Ferrari n’y est pas. Et Lewis Hamilton ne prend même plus de pincettes. Au terme d’un vendredi compliqué sur le tracé exigeant de Suzuka, le Britannique a livré un constat aussi lucide qu’inquiétant : la SF-26 manque tout simplement de vitesse pour jouer devant.

Hamilton lucide : Ferrari plafonne
Sixième des EL2, à près de neuf dixièmes de la référence signée Oscar Piastri, Hamilton n’a pas cherché d’excuses.
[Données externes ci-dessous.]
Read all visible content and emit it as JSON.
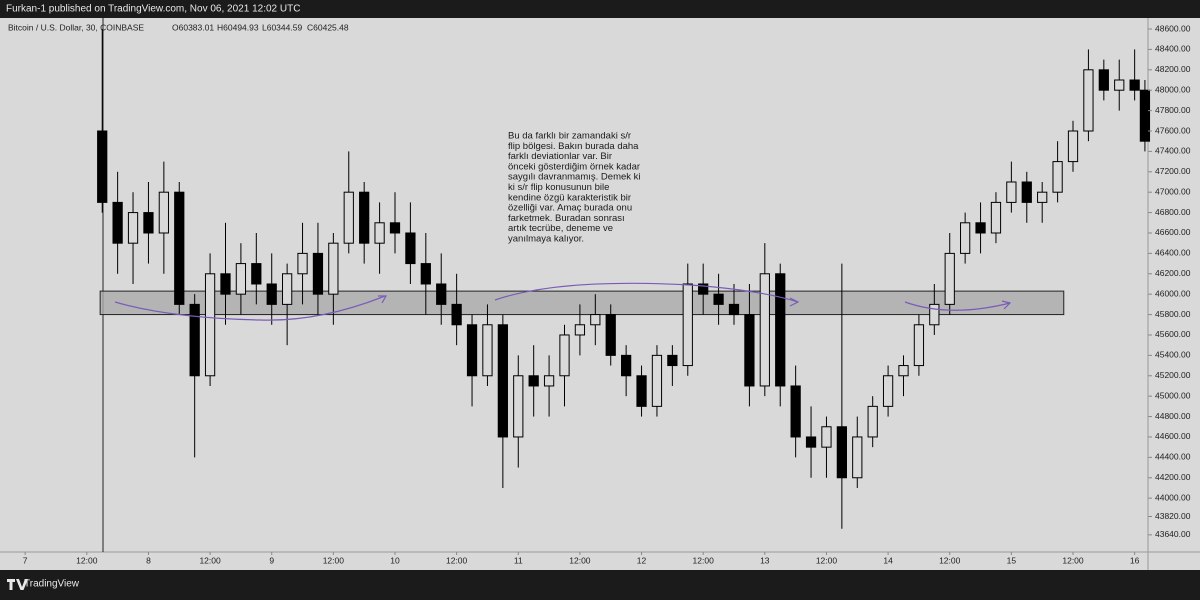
{
  "header": {
    "text": "Furkan-1 published on TradingView.com, Nov 06, 2021 12:02 UTC"
  },
  "footer": {
    "brand": "TradingView"
  },
  "chart_data": {
    "type": "candlestick",
    "symbol": "Bitcoin / U.S. Dollar, 30, COINBASE",
    "ohlc_labels": [
      "O60383.01",
      "H60494.93",
      "L60344.59",
      "C60425.48"
    ],
    "annotation": [
      "Bu da farklı bir zamandaki s/r",
      "flip bölgesi. Bakın burada daha",
      "farklı deviationlar var. Bir",
      "önceki gösterdiğim örnek kadar",
      "saygılı davranmamış. Demek ki",
      "ki s/r flip konusunun bile",
      "kendine özgü karakteristik bir",
      "özelliği var. Amaç burada onu",
      "farketmek. Buradan sonrası",
      "artık tecrübe, deneme ve",
      "yanılmaya kalıyor."
    ],
    "color": "#000000",
    "x": [
      15,
      18,
      21,
      24,
      27,
      30,
      33,
      36,
      39,
      42,
      45,
      48,
      51,
      54,
      57,
      60,
      63,
      66,
      69,
      72,
      75,
      78,
      81,
      84,
      87,
      90,
      93,
      96,
      99,
      102,
      105,
      108,
      111,
      114,
      117,
      120,
      123,
      126,
      129,
      132,
      135,
      138,
      141,
      144,
      147,
      150,
      153,
      156,
      159,
      162,
      165,
      168,
      171,
      174,
      177,
      180,
      183,
      186,
      189,
      192,
      195,
      198,
      201,
      204,
      207,
      210,
      213,
      216,
      218
    ],
    "open": [
      47600,
      46900,
      46500,
      46800,
      46600,
      47000,
      45900,
      45200,
      46200,
      46000,
      46300,
      46100,
      45900,
      46200,
      46400,
      46000,
      46500,
      47000,
      46500,
      46700,
      46600,
      46300,
      46100,
      45900,
      45700,
      45200,
      45700,
      44600,
      45200,
      45100,
      45200,
      45600,
      45700,
      45800,
      45400,
      45200,
      44900,
      45400,
      45300,
      46100,
      46000,
      45900,
      45800,
      45100,
      46200,
      45100,
      44600,
      44500,
      44700,
      44200,
      44600,
      44900,
      45200,
      45300,
      45700,
      45900,
      46400,
      46700,
      46600,
      46900,
      47100,
      46900,
      47000,
      47300,
      47600,
      48200,
      48000,
      48100,
      48000
    ],
    "high": [
      48600,
      47200,
      47000,
      47100,
      47300,
      47100,
      46000,
      46400,
      46700,
      46500,
      46600,
      46400,
      46300,
      46700,
      46700,
      46600,
      47400,
      47100,
      46900,
      47000,
      46900,
      46600,
      46400,
      46200,
      45800,
      45900,
      45800,
      45400,
      45500,
      45400,
      45700,
      45900,
      46000,
      45900,
      45500,
      45300,
      45500,
      45500,
      46300,
      46300,
      46200,
      46100,
      46100,
      46500,
      46300,
      45300,
      44900,
      44800,
      46300,
      44800,
      45000,
      45300,
      45400,
      45800,
      46100,
      46600,
      46800,
      46900,
      47000,
      47300,
      47200,
      47100,
      47500,
      47700,
      48400,
      48300,
      48300,
      48400,
      48100
    ],
    "low": [
      46800,
      46200,
      46100,
      46300,
      46200,
      45800,
      44400,
      45100,
      45700,
      45800,
      45900,
      45700,
      45500,
      45900,
      45800,
      45700,
      46400,
      46300,
      46200,
      46400,
      46100,
      45800,
      45700,
      45500,
      44900,
      45100,
      44100,
      44300,
      44800,
      44800,
      44900,
      45400,
      45500,
      45300,
      45000,
      44800,
      44800,
      45100,
      45200,
      45800,
      45700,
      45700,
      44900,
      45000,
      44900,
      44400,
      44200,
      44200,
      43700,
      44100,
      44500,
      44800,
      45000,
      45200,
      45600,
      45800,
      46300,
      46400,
      46500,
      46800,
      46700,
      46700,
      46900,
      47200,
      47500,
      47900,
      47800,
      47900,
      47400
    ],
    "close": [
      46900,
      46500,
      46800,
      46600,
      47000,
      45900,
      45200,
      46200,
      46000,
      46300,
      46100,
      45900,
      46200,
      46400,
      46000,
      46500,
      47000,
      46500,
      46700,
      46600,
      46300,
      46100,
      45900,
      45700,
      45200,
      45700,
      44600,
      45200,
      45100,
      45200,
      45600,
      45700,
      45800,
      45400,
      45200,
      44900,
      45400,
      45300,
      46100,
      46000,
      45900,
      45800,
      45100,
      46200,
      45100,
      44600,
      44500,
      44700,
      44200,
      44600,
      44900,
      45200,
      45300,
      45700,
      45900,
      46400,
      46700,
      46600,
      46900,
      47100,
      46900,
      47000,
      47300,
      47600,
      48200,
      48000,
      48100,
      48000,
      47500
    ],
    "zone": {
      "low": 45800,
      "high": 46030,
      "x": [
        14.6,
        202.2
      ],
      "color": "#aaaaaa"
    },
    "xlim": [
      -4.9,
      218.6
    ],
    "xticks": [
      {
        "value": 0,
        "label": "7"
      },
      {
        "value": 12,
        "label": "12:00"
      },
      {
        "value": 24,
        "label": "8"
      },
      {
        "value": 36,
        "label": "12:00"
      },
      {
        "value": 48,
        "label": "9"
      },
      {
        "value": 60,
        "label": "12:00"
      },
      {
        "value": 72,
        "label": "10"
      },
      {
        "value": 84,
        "label": "12:00"
      },
      {
        "value": 96,
        "label": "11"
      },
      {
        "value": 108,
        "label": "12:00"
      },
      {
        "value": 120,
        "label": "12"
      },
      {
        "value": 132,
        "label": "12:00"
      },
      {
        "value": 144,
        "label": "13"
      },
      {
        "value": 156,
        "label": "12:00"
      },
      {
        "value": 168,
        "label": "14"
      },
      {
        "value": 180,
        "label": "12:00"
      },
      {
        "value": 192,
        "label": "15"
      },
      {
        "value": 204,
        "label": "12:00"
      },
      {
        "value": 216,
        "label": "16"
      }
    ],
    "ylim": [
      43472,
      48708
    ],
    "yticks": [
      {
        "value": 48600,
        "label": "48600.00"
      },
      {
        "value": 48400,
        "label": "48400.00"
      },
      {
        "value": 48200,
        "label": "48200.00"
      },
      {
        "value": 48000,
        "label": "48000.00"
      },
      {
        "value": 47800,
        "label": "47800.00"
      },
      {
        "value": 47600,
        "label": "47600.00"
      },
      {
        "value": 47400,
        "label": "47400.00"
      },
      {
        "value": 47200,
        "label": "47200.00"
      },
      {
        "value": 47000,
        "label": "47000.00"
      },
      {
        "value": 46800,
        "label": "46800.00"
      },
      {
        "value": 46600,
        "label": "46600.00"
      },
      {
        "value": 46400,
        "label": "46400.00"
      },
      {
        "value": 46200,
        "label": "46200.00"
      },
      {
        "value": 46000,
        "label": "46000.00"
      },
      {
        "value": 45800,
        "label": "45800.00"
      },
      {
        "value": 45600,
        "label": "45600.00"
      },
      {
        "value": 45400,
        "label": "45400.00"
      },
      {
        "value": 45200,
        "label": "45200.00"
      },
      {
        "value": 45000,
        "label": "45000.00"
      },
      {
        "value": 44800,
        "label": "44800.00"
      },
      {
        "value": 44600,
        "label": "44600.00"
      },
      {
        "value": 44400,
        "label": "44400.00"
      },
      {
        "value": 44200,
        "label": "44200.00"
      },
      {
        "value": 44000,
        "label": "44000.00"
      },
      {
        "value": 43820,
        "label": "43820.00"
      },
      {
        "value": 43640,
        "label": "43640.00"
      }
    ]
  }
}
Malgré une voiture “plutôt correcte” dans les enchaînements techniques, l’essentiel manque cruellement : la performance pure.
« La voiture se comporte plutôt bien… elle n’est juste pas assez rapide pour le moment. »
Un constat brutal, qui met en lumière un problème d’équilibre persistant. Et dans une F1 2026 ultra-sensible aux réglages, cela suffit à faire basculer un week-end.
Un déficit qui fait mal… là où ça compte
Plus inquiétant encore : le déficit ne se limite pas à un simple ressenti. Les chiffres parlent. Ferrari perd gros dans les lignes droites, notamment face à McLaren. Hamilton évoque clairement un problème de déploiement d’énergie, un élément clé avec les nouvelles unités de puissance.
« Le déploiement en fait partie… et on peut clairement l’améliorer. »
Autrement dit : il y a du potentiel, mais encore totalement inexploité. Pendant ce temps, Charles Leclerc connaît les mêmes difficultés, incapable lui aussi de faire mieux qu’un rôle d’outsider sur ce premier jour.
Le piège du “super clipping” agace déjà
Impossible d’évoquer Suzuka sans parler du phénomène qui agace tout le paddock : le fameux super clipping. Avec la gestion d’énergie des nouvelles F1, les pilotes se retrouvent parfois… sans puissance en pleine ligne droite. Et Hamilton n’a pas caché son agacement :
« Le super clipping, c’est vraiment pas terrible… on arrive parfois presque en roue libre. »
Un aveu fort. Car même un pilote réputé pour défendre les évolutions techniques commence à pointer les limites du règlement 2026 sur certains circuits.
Ferrari tente de calmer le jeu… mais le doute est là
Côté stand, le discours est plus mesuré. Diego Ioverno évoque un écart “attendu”, tout en insistant sur des axes d’amélioration clairs : pneus, réglages, exploitation des données. Mais difficile de masquer une réalité : Ferrari cherche encore cette fameuse étincelle. Et à Suzuka, circuit où la confiance fait tout, ce détail peut coûter très cher.
Une nuit décisive pour sauver le week-end
Le ton est donné. Ferrari n’est pas larguée… mais clairement en retard. La nuit japonaise s’annonce longue dans le garage de la Scuderia. Car sans progrès rapide, Hamilton et Leclerc pourraient se retrouver spectateurs d’un duel entre McLaren et Mercedes.
Et en F1, on le sait : quand un pilote comme Hamilton dit que la voiture n’est “pas assez rapide”… ce n’est jamais anodin.